To him, you are what psychiatrists refer to as ‘narcissistic supply’. He doesn’t see you as a human being with emotions and thoughts of your own.
Te ve como un objeto, algo que debe usar para alimentarse.
You’re exactly the same to him as his exes and his future targets. He probably spoke of his exes in a bad manner; he probably called them crazy when he first met you.
Now, he’s doing the same thing to you with someone else, with his next target. He is always making sure he has backup supply just in case he drains his current source.
Te ve como un objeto desechable que puede sustituir al instante por una nueva y fresca oferta narcisista.
Está lejos de ser humilde

No es noble ni humilde. Es simplemente un actor extraordinario que hace la interpretación de su vida.
At the beginning of the relationship, he presents himself as such a flawless character that you even began to feel guilty because you’re not more like him.
Su habilidad para hacerse ver como una personalidad carismática e irresistible le da el poder de caer bien a todo el mundo.
But after he’s been putting on his show for such a long time, and after you’ve truly seen what’s he like, you stop buying it.
But only you—those who don’t know him, fall for his false modesty instantly.

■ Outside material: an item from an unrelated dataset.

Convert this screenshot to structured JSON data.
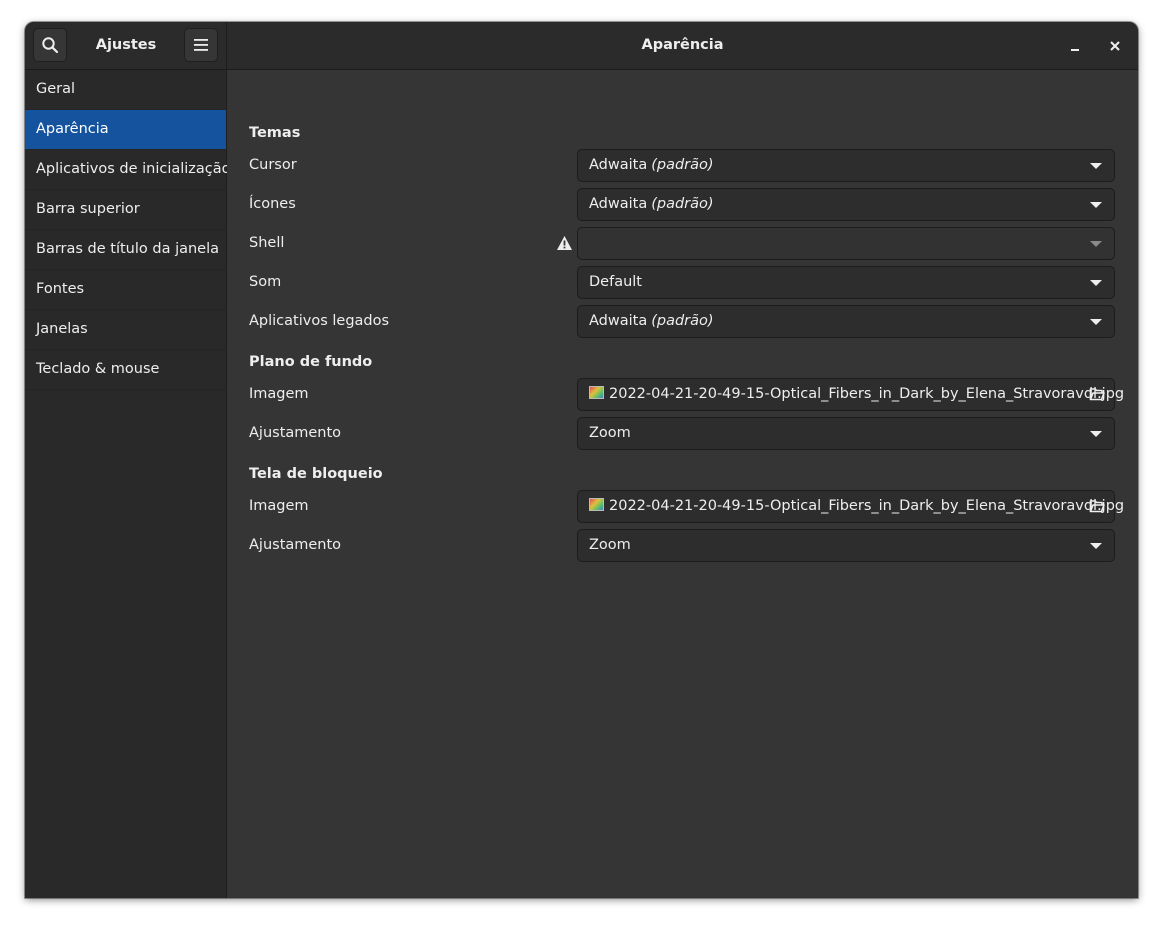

What really goes down is that he’s hiding behind the false modesty to hide his arrogant and egocentric self.
Estos son sus mayores secretos, sus principales herramientas de destrucción.
If they even suspect that you’re on to them, they won’t even try to get involved with you because you’re a high-risk victim.
Si revelas sus tácticas, puede que entres en razón y cortes el suministro narcisista que él no puede permitir.